The medical term referred to as gout will typically affect the big toe and surrounding areas. Typical symptoms may generally include severe pain and discomfort in the area of the big toe, heat that may radiate from the foot, in addition to swelling and redness. It occurs as a result of elevated uric acid levels in the blood, which causes crystals to form in the joints. There may be several reasons for this to happen, including diabetes, high blood pressure, or congestive heart failure. Additionally, eating foods that have elevated fructose levels may lead to the onset of gout, in addition to drinking excess alcohol, or eating red meat or seafood. Successful prevention and treatment of gout may begin with eating healthy foods and implementing a gentle exercise program. If obesity exists, it may be helpful to lose excess weight which may aid in protecting the joints. If you are having gout attacks, it is advised to speak to a podiatrist who can properly treat this condition.
What is Gout?
Gout is a form of arthritis that is characterized by sudden, severe attacks of pain, redness, and tenderness in the joints. The condition usually affects the joint at the base of the big toe. A gout attack can occur at any random time, such as the middle of the night while you are asleep.

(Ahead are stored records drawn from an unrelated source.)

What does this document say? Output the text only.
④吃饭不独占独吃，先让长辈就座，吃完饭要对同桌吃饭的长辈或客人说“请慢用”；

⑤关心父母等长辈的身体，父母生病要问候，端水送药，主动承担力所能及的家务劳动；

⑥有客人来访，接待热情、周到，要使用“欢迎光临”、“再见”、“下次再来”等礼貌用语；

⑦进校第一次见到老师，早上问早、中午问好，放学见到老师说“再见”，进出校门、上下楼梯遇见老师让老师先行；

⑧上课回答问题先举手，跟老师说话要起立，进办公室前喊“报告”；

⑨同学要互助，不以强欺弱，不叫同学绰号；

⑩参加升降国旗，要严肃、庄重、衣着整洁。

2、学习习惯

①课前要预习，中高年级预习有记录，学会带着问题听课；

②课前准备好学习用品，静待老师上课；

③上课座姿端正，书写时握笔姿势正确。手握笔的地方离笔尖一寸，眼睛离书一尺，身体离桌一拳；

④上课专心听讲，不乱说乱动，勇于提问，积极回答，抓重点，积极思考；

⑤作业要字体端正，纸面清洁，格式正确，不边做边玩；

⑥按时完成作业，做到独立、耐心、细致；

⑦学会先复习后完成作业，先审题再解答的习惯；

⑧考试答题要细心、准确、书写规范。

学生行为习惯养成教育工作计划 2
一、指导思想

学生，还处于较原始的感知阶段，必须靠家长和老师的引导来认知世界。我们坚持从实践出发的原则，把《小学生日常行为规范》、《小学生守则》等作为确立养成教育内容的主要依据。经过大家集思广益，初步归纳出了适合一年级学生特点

- Intense Joint Pain - Usually around the large joint of your big toe, and it most severe within the first four to twelve hours
- Lingering Discomfort - Joint discomfort may last from a few days to a few weeks
- Inflammation and Redness -Affected joints may become swollen, tender, warm and red
- Limited Range of Motion - May experience a decrease in joint mobility
- Genetics - If family members have gout, you’re more likely to have it
- Medications - Diuretic medications can raise uric acid levels
- Gender/Age - Gout is more common in men until the age of 60. It is believed that estrogen protects women until that point
- Diet - Eating red meat and shellfish increases your risk
- Alcohol - Having more than two alcoholic drinks per day increases your risk
- Obesity - Obese people are at a higher risk for gout
Prior to visiting your podiatrist to receive treatment for gout, there are a few things you should do beforehand. If you have gout you should write down your symptoms--including when they started and how often you experience them, important medical information you may have, and any questions you may have. Writing down these three things will help your podiatrist in assessing your specific situation so that he or she may provide the best route of treatment for you.